Civil Action No. Case: 1:16-cv-01826


Eugene P. Patterson, Petitioner, v. United States of America, Respondent.

Assigned To : Unassigned
Assign. Date : 9/12/2016
Description: Habeas Corpus (G-DECK) MEMORANDUM OPINION

Petitioner is a prisoner incarcerated at the United States Penitentiary in Terre Haute, Indiana. He has submitted a "Petition under 28 U.S.C. § 2254 for Writ of Habeas Corpus by a Person in State Custody," in which he challenges his sentence imposed by the Superior Court of the District of Columbia. See Pet. ¶¶ 1-2. Petitioner bases one of his grounds for relief on an alleged "new rule of law." Pet. at 6. For the following reasons, the Court will grant the application to proceed in forma pauperis and will dismiss the case for lack of jurisdiction.

Unlike prisoners convicted in state courts or in a United States district court, "District of Columbia prisoner[s] ha[ve] no recourse to a federal judicial forum unless [it is shown that] the local remedy is inadequate or ineffective to test the legality of his detention." Garris v. Lindsay, 794 F.2d 722, 726 (D.C. Cir. 1986) (internal footnote and quotation marks omitted); see Byrd v. Henderson, 119 F.3d 34, 36-37 (D.C. Cir. 1997) ("In order to collaterally attack his sentence in an Article III court a District of Columbia prisoner faces a hurdle that a federal prisoner does not ."). Petitioner's recourse lies in the Superior Court in proceedings under D.C. Code § 23-110. See Blair-Bey v. Quick, 151 F.3d 1036, 1042-43 (D.C. Cir. 1998) (describing § 23-110 as "a remedy analogous to 28 U.S.C. § 2255 for prisoners sentenced in D.C. Superior Court who wished to challenge their conviction or sentence"); Byrd, 119 F.3d at 36-37 ("Since passage of the Court Reform Act [in 1970], . . . a District of Columbia prisoner seeking to collaterally attack his sentence must do so by motion in the sentencing court - the Superior Court - pursuant to D.C. Code § 23-110."). Section 23-110 states:

[an] application for a writ of habeas corpus in behalf of a prisoner who is authorized to apply for relief by motion pursuant to this section shall not be entertained by . . . any Federal . . . court if it appears . . . that the Superior Court has denied him relief, unless it also appears that the remedy by motion is inadequate or ineffective to test the legality of his detention.

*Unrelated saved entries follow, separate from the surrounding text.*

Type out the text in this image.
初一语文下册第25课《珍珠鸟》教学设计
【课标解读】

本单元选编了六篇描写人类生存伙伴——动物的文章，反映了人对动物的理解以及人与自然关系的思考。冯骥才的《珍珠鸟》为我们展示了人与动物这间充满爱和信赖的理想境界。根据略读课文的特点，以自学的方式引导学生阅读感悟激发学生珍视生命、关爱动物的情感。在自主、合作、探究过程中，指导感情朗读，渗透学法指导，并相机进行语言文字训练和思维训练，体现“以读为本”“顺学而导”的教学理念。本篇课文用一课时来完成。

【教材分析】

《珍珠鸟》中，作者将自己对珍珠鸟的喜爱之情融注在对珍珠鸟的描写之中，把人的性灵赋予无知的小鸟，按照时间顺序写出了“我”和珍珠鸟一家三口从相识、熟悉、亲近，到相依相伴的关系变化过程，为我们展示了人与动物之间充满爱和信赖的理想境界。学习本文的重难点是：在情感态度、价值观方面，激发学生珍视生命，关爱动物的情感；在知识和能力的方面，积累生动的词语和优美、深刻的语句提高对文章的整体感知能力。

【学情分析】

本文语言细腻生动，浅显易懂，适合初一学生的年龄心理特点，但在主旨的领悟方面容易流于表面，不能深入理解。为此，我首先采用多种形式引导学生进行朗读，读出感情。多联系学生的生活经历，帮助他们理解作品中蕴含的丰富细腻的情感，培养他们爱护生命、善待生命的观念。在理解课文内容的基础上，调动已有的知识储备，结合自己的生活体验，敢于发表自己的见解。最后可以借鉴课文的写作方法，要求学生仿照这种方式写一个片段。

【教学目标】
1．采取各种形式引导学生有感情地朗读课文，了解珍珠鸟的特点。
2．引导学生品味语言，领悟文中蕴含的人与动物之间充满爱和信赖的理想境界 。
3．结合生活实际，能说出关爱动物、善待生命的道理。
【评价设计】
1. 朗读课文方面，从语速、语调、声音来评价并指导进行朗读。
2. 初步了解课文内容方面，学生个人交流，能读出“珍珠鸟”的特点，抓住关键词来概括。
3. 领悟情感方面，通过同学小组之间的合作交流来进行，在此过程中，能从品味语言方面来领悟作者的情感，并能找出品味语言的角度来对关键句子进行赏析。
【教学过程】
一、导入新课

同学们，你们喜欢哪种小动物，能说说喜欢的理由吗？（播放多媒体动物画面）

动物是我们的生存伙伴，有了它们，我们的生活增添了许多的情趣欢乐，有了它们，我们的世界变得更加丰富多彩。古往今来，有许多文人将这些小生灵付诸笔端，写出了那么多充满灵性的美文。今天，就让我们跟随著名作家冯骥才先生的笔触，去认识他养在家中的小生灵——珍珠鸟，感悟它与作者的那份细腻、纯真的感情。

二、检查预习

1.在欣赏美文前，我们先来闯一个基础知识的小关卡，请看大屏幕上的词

D.C. Code § 23-110(g). The local statute "divests federal courts of jurisdiction to hear habeas petitions by prisoners who could have raised viable claims pursuant to § 23-110(a)." Williams v. Martinez, 586 F.3d 995, 998 (D.C. Cir. 2009). Such claims include "the right to be released upon the ground that (1) the sentence was imposed in violation of the Constitution . . . [or] (4) the sentence is otherwise subject to collateral attack," and a "motion for such relief may be made at any time." D.C. Code § § 23-110(a), (b)(1).

Petitioner has not claimed, let alone shown, that his local remedy is inadequate to address his grounds for relief. Thus, this case will be dismissed without prejudice. A separate Order accompanies this Memorandum Opinion.